We warrant that minors will not be required to provide additional personal data as a condition for use of relevant Services. We will only use, share, transfer or disclose such data as permitted by laws and regulations, with the guardian’s explicit consent or under circumstances necessary to protect minors.
- Policy updating
Significant changes referred to in this Policy include but are not limited to:
- Any significant changes in our model of service, for instance, the purpose of use of personal data, the type of personal data processed, the way in which personal data is used;
- Any significant changes in our ownership structure or organizational structure, for instance, change of owner caused by business adjustments or bankruptcy / mergers, etc.;
- Any change of the persons or entities with or to whom your personal data is shared, transferred or disclosed;
- Any significant change of your right to participate in the handling of your personal data and the way in which such right may be exercised;
- Any change of our department responsible for personal data security or its contact or complaint channels; and
- Existence of high risks indicated by an impact assessment report on personal data security.

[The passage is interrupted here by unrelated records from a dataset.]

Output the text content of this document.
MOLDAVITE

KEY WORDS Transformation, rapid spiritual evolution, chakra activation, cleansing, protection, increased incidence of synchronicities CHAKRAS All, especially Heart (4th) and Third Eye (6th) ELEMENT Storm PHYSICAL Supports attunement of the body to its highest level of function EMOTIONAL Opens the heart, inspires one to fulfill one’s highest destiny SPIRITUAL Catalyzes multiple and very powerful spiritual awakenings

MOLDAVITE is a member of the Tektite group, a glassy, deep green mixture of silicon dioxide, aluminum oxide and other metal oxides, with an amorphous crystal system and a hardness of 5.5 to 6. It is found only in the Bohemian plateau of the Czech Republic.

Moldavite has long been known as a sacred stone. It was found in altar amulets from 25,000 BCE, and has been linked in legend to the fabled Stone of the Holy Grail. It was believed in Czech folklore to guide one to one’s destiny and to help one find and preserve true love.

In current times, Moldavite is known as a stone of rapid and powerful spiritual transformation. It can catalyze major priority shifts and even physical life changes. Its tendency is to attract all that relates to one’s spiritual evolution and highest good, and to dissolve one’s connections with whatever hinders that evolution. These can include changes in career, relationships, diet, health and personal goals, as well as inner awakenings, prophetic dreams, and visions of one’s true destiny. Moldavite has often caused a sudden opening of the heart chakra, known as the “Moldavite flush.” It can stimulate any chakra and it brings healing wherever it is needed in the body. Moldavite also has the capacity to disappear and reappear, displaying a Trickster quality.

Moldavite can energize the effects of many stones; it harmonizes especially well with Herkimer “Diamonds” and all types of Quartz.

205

We will also archive old versions of the Policy for your review.
- Contact us
For questions regarding the Policy or the privacy measures of the Website, please contact us by following way and we will reply you within thirty (30) days.[Official contact email: DeepinID@deepin.com]
You may also make a complaint or report to our administrative authorities if you are dissatisfied with our reply, especially if you believe that our practice of personal data treatment has harmed your legitimate rights.
In the event of any dispute between us on the terms of the Policy or its implementation, we shall settle it through friendly consultations; and in case such consultations fail, either party may file a lawsuit with the People’s Court of jurisdiction in Wuhan.